I have a large matrix that represents.. say a Rubik's cube.
>>cube
>>[[-1, -1, -1,  1,  2,  3, -1, -1, -1, -1, -1, -1],
   [-1, -1, -1,  4,  5,  6, -1, -1, -1, -1, -1, -1],
   [-1, -1, -1,  7,  8,  9, -1, -1, -1, -1, -1, -1],
   [ 1,  2,  3,  4,  5,  6,  7,  8,  9,  8,  1,  8],
   [ 4,  5,  6,  0,  7,  7,  6,  9,  6,  8,  1,  0],
   [ 7,  8,  9,  6,  9,  7,  6,  6,  9,  0,  1,  7],
   [-1, -1, -1,  1,  1,  0, -1, -1, -1, -1, -1, -1],
   [-1, -1, -1,  8,  8,  1, -1, -1, -1, -1, -1, -1],
   [-1, -1, -1,  8,  0,  1, -1, -1, -1, -1, -1, -1],
   [-1, -1, -1,  7,  1,  0, -1, -1, -1, -1, -1, -1],
   [-1, -1, -1,  0,  1,  8, -1, -1, -1, -1, -1, -1],
   [-1, -1, -1,  8,  1,  8, -1, -1, -1, -1, -1, -1]])
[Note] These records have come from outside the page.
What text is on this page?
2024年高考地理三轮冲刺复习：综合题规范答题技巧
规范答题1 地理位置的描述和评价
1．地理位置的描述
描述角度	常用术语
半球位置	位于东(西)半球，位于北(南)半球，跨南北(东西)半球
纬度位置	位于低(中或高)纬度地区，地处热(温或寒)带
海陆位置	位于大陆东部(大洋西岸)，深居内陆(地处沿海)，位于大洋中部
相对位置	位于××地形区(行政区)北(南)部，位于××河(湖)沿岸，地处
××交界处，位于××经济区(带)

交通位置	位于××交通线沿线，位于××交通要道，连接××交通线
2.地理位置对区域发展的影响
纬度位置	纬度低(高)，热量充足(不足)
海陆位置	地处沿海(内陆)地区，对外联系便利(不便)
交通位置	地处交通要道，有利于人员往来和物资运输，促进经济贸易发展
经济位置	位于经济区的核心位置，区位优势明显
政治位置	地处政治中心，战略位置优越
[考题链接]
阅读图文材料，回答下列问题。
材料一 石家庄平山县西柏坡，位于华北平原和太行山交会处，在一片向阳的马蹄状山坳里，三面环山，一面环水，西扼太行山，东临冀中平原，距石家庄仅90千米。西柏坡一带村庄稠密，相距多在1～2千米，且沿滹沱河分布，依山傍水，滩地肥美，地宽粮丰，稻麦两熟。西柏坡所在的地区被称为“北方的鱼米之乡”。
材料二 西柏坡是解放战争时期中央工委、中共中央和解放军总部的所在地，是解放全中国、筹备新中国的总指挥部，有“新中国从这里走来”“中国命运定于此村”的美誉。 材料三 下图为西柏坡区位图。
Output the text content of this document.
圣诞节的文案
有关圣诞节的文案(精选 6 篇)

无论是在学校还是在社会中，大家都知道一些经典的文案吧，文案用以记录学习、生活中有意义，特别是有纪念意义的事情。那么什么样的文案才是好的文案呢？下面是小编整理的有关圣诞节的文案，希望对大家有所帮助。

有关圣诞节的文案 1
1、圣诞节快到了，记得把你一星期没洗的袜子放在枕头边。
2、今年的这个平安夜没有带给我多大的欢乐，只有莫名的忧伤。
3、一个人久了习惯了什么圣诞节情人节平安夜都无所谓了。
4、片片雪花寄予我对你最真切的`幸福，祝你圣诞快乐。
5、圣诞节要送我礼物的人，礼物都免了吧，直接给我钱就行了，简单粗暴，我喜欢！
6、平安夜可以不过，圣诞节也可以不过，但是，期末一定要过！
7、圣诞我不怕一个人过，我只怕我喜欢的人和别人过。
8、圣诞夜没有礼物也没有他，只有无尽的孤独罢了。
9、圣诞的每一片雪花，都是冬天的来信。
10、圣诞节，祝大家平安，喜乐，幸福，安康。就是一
I have sliced it into parts that represent the faces.
top_f   = cube[0:3,3:6]
botm_f  = cube[6:9,3:6]
back_f  = cube[3:6,9:12]
front_f = cube[3:6,3:6]
left_f  = cube[3:6,0:3]
right_f = cube[3:6,6:9]
I want to now assign a modified matrix to the left face.
left_f = numpyp.rot90(left_f, k=3)
But this does not change the values in the parent matrix cube.
I understand this is because the newly generated matrix is being assigned to the variable left_f and so the reference to the sub-slice cube[3:6,0:3] is lost.
I could just resort to replacing it directly.
cube[3:6,0:3] = numpyp.rot90(left_f, k=3)
But that wouldn't be very readable. How do I assign a new matrix to a named slice of another matrix in a pythonic way?